Enterprise Technology Review | Thursday, July 02, 2020
Visibility in supply chain is crucial and IoT will help organizations to collate real-time data and take necessary steps to smoothen the operations.
Supply chain visibility (SVC) has gained considerable importance since the organizations have outsourced parts of their supply chain and lost control and visibility over what used to be part of their operations. On the other hand, supply chain activities are better instrumented and measured, compared to the last decade. Internet of things (IoT) has changed the supply chain management game. The collection of interconnected physical devices can monitor, report, and exchange crucial data via data or Wi-Fi networks.
Presently, organizations have accurate information available quickly about all moving parts in the supply chain. However, the nodes gathering data are similar to narrowly focused spotlights on a darkened stage. The bright visible spots are the factories, distribution centers, and stores. A slight discontinuity in the data that is essential to manage the supply chain makes transparency impossible. In such situations, real-time data is crucial as compared to the historical data as the continually changing factors impact the supply chain. Realtime information facilitates the locating of the goods online, offline, and from modality to modality, anywhere, anytime during the entire duration of the journey. Such a continuous flow of information helps organizations avert disruption in the rest of the chain in case an unplanned event arises.
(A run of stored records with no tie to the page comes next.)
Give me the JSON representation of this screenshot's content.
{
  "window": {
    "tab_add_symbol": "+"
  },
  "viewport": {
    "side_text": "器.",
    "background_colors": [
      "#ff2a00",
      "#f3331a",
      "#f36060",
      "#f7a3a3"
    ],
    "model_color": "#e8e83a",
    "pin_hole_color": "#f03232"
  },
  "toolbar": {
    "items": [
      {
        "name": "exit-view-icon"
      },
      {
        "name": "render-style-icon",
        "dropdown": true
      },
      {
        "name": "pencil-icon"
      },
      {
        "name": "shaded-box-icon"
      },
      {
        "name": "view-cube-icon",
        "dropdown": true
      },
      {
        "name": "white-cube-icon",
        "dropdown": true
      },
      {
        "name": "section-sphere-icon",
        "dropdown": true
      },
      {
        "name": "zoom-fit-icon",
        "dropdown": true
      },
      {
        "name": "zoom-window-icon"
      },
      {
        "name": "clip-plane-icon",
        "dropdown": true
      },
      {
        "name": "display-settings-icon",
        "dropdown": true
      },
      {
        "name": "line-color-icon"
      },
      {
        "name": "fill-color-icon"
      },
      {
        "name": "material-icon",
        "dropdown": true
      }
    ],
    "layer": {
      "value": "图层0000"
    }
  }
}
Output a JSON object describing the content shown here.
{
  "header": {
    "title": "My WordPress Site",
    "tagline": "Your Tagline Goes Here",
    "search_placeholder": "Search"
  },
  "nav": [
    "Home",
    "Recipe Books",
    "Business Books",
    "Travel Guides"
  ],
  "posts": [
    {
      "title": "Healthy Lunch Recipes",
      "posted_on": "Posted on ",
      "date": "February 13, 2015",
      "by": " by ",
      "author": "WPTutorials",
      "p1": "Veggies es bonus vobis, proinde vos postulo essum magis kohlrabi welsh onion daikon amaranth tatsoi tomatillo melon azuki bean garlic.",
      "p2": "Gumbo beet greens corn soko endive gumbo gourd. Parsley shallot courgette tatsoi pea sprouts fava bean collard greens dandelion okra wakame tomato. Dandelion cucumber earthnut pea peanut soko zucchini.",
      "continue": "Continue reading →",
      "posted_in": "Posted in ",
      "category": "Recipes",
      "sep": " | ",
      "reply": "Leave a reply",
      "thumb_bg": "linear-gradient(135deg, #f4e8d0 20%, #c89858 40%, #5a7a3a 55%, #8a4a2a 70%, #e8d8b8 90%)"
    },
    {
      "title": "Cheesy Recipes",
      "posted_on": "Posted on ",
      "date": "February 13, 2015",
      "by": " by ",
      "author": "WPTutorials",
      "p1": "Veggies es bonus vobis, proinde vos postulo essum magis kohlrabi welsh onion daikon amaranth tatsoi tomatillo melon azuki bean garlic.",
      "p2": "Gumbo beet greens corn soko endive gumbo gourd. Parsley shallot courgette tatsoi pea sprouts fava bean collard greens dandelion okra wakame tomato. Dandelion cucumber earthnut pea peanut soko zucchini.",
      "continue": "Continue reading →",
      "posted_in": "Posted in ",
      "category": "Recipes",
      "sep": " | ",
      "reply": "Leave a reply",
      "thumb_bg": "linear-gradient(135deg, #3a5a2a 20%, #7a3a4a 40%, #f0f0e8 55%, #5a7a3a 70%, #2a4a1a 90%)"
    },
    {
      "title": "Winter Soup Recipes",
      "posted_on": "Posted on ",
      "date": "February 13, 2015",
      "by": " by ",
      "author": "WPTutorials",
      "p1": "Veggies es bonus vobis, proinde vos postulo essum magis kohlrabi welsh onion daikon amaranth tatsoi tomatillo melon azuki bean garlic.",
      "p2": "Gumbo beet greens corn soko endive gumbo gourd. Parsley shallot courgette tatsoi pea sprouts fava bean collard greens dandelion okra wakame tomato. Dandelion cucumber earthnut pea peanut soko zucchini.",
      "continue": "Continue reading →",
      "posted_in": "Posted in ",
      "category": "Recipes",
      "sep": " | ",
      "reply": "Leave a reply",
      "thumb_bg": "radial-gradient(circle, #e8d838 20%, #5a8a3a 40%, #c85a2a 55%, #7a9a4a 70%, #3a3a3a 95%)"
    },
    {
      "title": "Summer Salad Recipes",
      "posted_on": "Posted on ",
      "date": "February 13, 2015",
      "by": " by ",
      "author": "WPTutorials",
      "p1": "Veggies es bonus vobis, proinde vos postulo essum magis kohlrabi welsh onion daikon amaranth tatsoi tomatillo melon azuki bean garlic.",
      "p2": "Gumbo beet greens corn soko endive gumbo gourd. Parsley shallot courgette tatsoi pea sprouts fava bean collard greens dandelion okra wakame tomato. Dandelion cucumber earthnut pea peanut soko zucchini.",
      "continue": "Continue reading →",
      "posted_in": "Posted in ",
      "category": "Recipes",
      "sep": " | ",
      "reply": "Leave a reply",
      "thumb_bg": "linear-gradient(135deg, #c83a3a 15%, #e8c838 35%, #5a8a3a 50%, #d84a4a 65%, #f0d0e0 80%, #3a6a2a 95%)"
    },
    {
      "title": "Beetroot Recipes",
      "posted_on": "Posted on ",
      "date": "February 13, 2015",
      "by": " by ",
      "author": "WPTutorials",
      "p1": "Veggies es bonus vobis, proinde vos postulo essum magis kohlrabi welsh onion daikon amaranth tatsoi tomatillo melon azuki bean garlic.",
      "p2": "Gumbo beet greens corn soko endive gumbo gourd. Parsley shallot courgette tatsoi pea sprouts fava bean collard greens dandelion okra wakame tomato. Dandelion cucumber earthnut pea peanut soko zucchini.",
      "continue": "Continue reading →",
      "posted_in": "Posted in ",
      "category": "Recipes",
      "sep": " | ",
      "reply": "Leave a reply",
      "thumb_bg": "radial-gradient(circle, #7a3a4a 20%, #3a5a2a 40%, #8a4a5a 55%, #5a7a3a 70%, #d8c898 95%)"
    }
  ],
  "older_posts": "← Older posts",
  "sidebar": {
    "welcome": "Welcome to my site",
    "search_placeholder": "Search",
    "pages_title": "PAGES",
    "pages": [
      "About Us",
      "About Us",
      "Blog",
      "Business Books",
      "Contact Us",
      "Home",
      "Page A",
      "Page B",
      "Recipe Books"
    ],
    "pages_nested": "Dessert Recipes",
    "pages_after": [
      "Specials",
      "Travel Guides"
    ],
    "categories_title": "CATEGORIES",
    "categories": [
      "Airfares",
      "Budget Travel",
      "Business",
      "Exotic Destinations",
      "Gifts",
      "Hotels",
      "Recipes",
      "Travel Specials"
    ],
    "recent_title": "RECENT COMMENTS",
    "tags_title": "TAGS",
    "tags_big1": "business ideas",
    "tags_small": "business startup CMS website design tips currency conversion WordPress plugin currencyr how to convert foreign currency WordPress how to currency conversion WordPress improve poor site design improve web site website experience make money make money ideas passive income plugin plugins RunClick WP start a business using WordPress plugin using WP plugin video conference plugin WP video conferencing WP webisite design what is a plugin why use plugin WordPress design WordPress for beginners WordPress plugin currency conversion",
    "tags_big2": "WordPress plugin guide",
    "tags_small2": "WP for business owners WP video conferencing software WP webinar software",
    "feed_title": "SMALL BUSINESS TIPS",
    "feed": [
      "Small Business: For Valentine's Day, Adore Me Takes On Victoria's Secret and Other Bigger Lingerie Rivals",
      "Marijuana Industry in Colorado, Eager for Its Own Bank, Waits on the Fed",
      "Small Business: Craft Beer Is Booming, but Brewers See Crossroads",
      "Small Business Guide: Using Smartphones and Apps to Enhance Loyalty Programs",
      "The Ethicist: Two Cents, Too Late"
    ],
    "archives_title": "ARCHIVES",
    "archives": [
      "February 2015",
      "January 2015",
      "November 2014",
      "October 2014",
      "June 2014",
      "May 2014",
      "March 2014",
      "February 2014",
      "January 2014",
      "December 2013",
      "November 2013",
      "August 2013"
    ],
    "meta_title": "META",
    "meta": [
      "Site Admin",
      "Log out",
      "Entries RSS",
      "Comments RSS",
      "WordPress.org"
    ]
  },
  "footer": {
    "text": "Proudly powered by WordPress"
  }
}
However, the consumption of data is crucial. At present, the available data is siloed and found in multiple systems spread all over the enterprise, in the hands of the supply chain partners spread over time zones, continents, languages, and thus tough to aggregate. Organizations need to streamline the data, digest it, and use it intelligently in one place. Developers are working on smart, affordable tracking devices coupled with an intelligent data platform known as a self-healing chain. With this amalgam, the organizations can correct, react, and buffer their supply chain, both reactively and proactively. The self-healing chain provides the flexibility to increase inventory when demand is higher than planned or adjust routes because of natural calamities.
Most importantly, the organizations can dampen the irregularity in their supply chain by anticipating and responding to the issues that matter. At the same time, using historical data, the planning efficiency dramatically increases, preventing customer dissatisfaction. The road ahead of the supply chain is full of potential, and in the coming years, this landscape will face a lot of disruption.